Спустя месяц после введения локдауна люди начали шутливо признаваться в социальных сетях: «Раньше я думал(а), что на чтение/просмотр/прослушивание мне не хватало времени. А теперь понимаю, что дело не во времени». Еще философ Вадим Межуев обращал внимание, что свободное время — главная ценность в жизни. Умение человека организовывать свой досуг — главное, что отличает счастливого человека от несчастного. И прошедший год — возможность для нас посмотреть на мир именно так. Что переход на 8-часовой рабочий день — одно из высших достижений мировых цивилизаций. И следующей вехой прогресса станет очередное сокращение рабочего времени — знак, что человечество готово к еще одному шагу навстречу свободе.

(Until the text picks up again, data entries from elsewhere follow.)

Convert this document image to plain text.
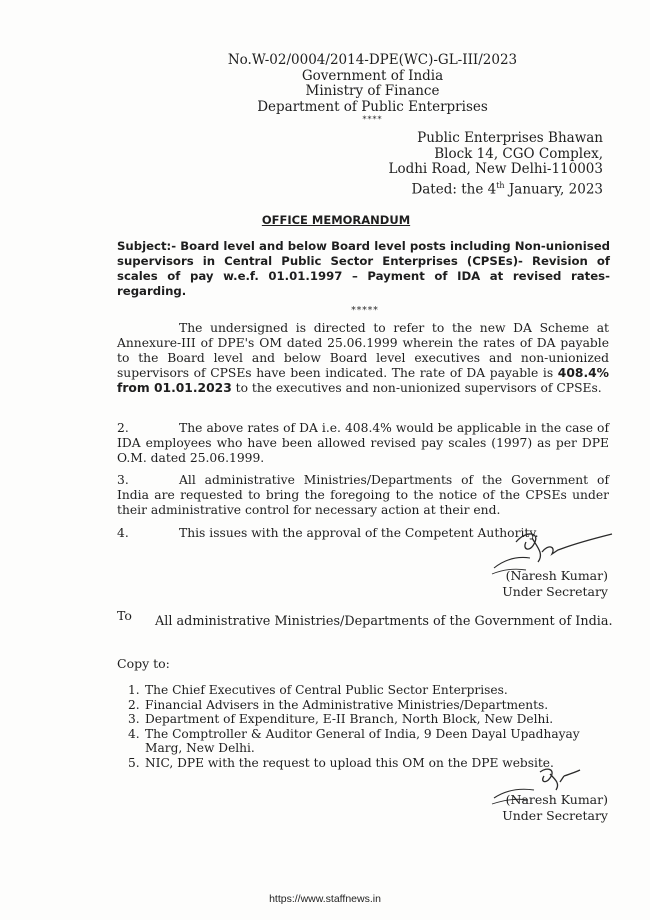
No.W-02/0004/2014-DPE(WC)-GL-III/2023
Government of India
Ministry of Finance
Department of Public Enterprises
****
Public Enterprises Bhawan
Block 14, CGO Complex,
Lodhi Road, New Delhi-110003
Dated: the 4th January, 2023
OFFICE MEMORANDUM
Subject:- Board level and below Board level posts including Non-unionised supervisors in Central Public Sector Enterprises (CPSEs)- Revision of scales of pay w.e.f. 01.01.1997 – Payment of IDA at revised rates-regarding.
*****
The undersigned is directed to refer to the new DA Scheme at Annexure-III of DPE's OM dated 25.06.1999 wherein the rates of DA payable to the Board level and below Board level executives and non-unionized supervisors of CPSEs have been indicated. The rate of DA payable is 408.4% from 01.01.2023 to the executives and non-unionized supervisors of CPSEs.
2.	The above rates of DA i.e. 408.4% would be applicable in the case of IDA employees who have been allowed revised pay scales (1997) as per DPE O.M. dated 25.06.1999.
3.	All administrative Ministries/Departments of the Government of India are requested to bring the foregoing to the notice of the CPSEs under their administrative control for necessary action at their end.
4.	This issues with the approval of the Competent Authority.
(Naresh Kumar)
Under Secretary
To All administrative Ministries/Departments of the Government of India.
Copy to:
1. The Chief Executives of Central Public Sector Enterprises.
2. Financial Advisers in the Administrative Ministries/Departments.
3. Department of Expenditure, E-II Branch, North Block, New Delhi.
4. The Comptroller & Auditor General of India, 9 Deen Dayal Upadhayay Marg, New Delhi.
5. NIC, DPE with the request to upload this OM on the DPE website.
(Naresh Kumar)
Under Secretary
https://www.staffnews.in
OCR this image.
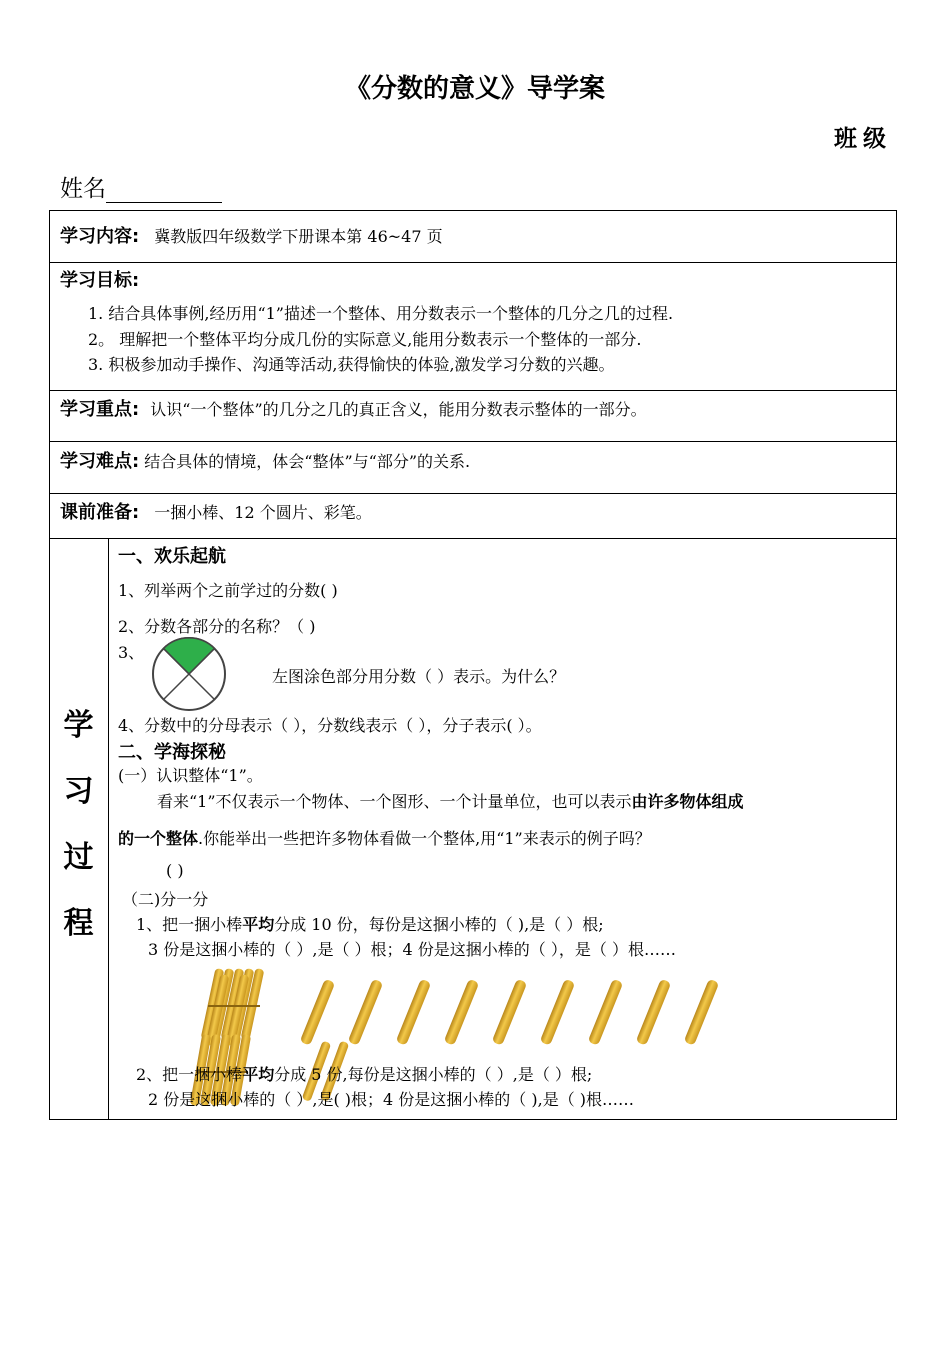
《分数的意义》导学案
班级
姓名
学习内容: 冀教版四年级数学下册课本第 46~47 页
学习目标:
1. 结合具体事例,经历用“1”描述一个整体、用分数表示一个整体的几分之几的过程.
2。 理解把一个整体平均分成几份的实际意义,能用分数表示一个整体的一部分.
3. 积极参加动手操作、沟通等活动,获得愉快的体验,激发学习分数的兴趣。
学习重点: 认识“一个整体”的几分之几的真正含义，能用分数表示整体的一部分。
学习难点: 结合具体的情境，体会“整体”与“部分”的关系.
课前准备: 一捆小棒、12 个圆片、彩笔。
学
习
过
程
一、欢乐起航
1、列举两个之前学过的分数( )
2、分数各部分的名称？（ )
3、
左图涂色部分用分数（ ）表示。为什么？
4、分数中的分母表示（ ），分数线表示（ ），分子表示( ）。
二、学海探秘
(一）认识整体“1”。
看来“1”不仅表示一个物体、一个图形、一个计量单位，也可以表示由许多物体组成
的一个整体.你能举出一些把许多物体看做一个整体,用“1”来表示的例子吗？
( )
（二)分一分
1、把一捆小棒平均分成 10 份，每份是这捆小棒的（ ),是（ ）根;
3 份是这捆小棒的（ ）,是（ ）根；4 份是这捆小棒的（ ），是（ ）根……
2、把一捆小棒平均分成 5 份,每份是这捆小棒的（ ）,是（ ）根;
2 份是这捆小棒的（ ）,是( )根；4 份是这捆小棒的（ ),是（ )根……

Шутка, которую так часто повторяют люди разных взглядов и убеждений, показывает, что многие из нас боятся своего свободного времени. Не знают, чем себя занять. Не умеют тратить его эффективно. Проводить его с удовольствием, не падая в пропасть прокрастинации. Другие вовсе относятся к свободному времени как к работе. Два часа на почитать. Три часа на уборку. Час послушать музыку. Как будто пытаются убежать от случайности. Но, возможно, именно принятием случайности мы можем базово освободиться от страхов. Возможно, нам стоит признать, что, заполняя свое свободное время разными задачами, мы лишь создаем иллюзию «загруженности», а на самом деле становимся низко эффективными и совершенно бесполезными в долгосрочной перспективе (теряем способность фантазировать, знания, умение генерировать идеи, ощущение своевременности). Возможно, главное позитивное свойство, которому нас может научить 2020, — дополнять свои планы поправкой на случайности. Не ставить себе жестких планов и графиков. Возможно, у нас появится привычка и удовольствие сложившийся уклад нарушать, чтобы свободное время не стало рутиной. Возможно, худшее, что человек может с собой сделать: превратить свою свободу в однообразную обыденность.

Досуг — слишком важное слово и явление в нашей системе ценностных координат. И, возможно, сейчас самое время это признать. Вопреки политическим решениям и природным катаклизмам. Именно сейчас, когда мы остались наедине со своим свободным временем, со своей свободой (и, возможно, впервые в жизни поняли, что не знаем, что с ней делать), пришло время сконцентрироваться на личном культурном прогрессе.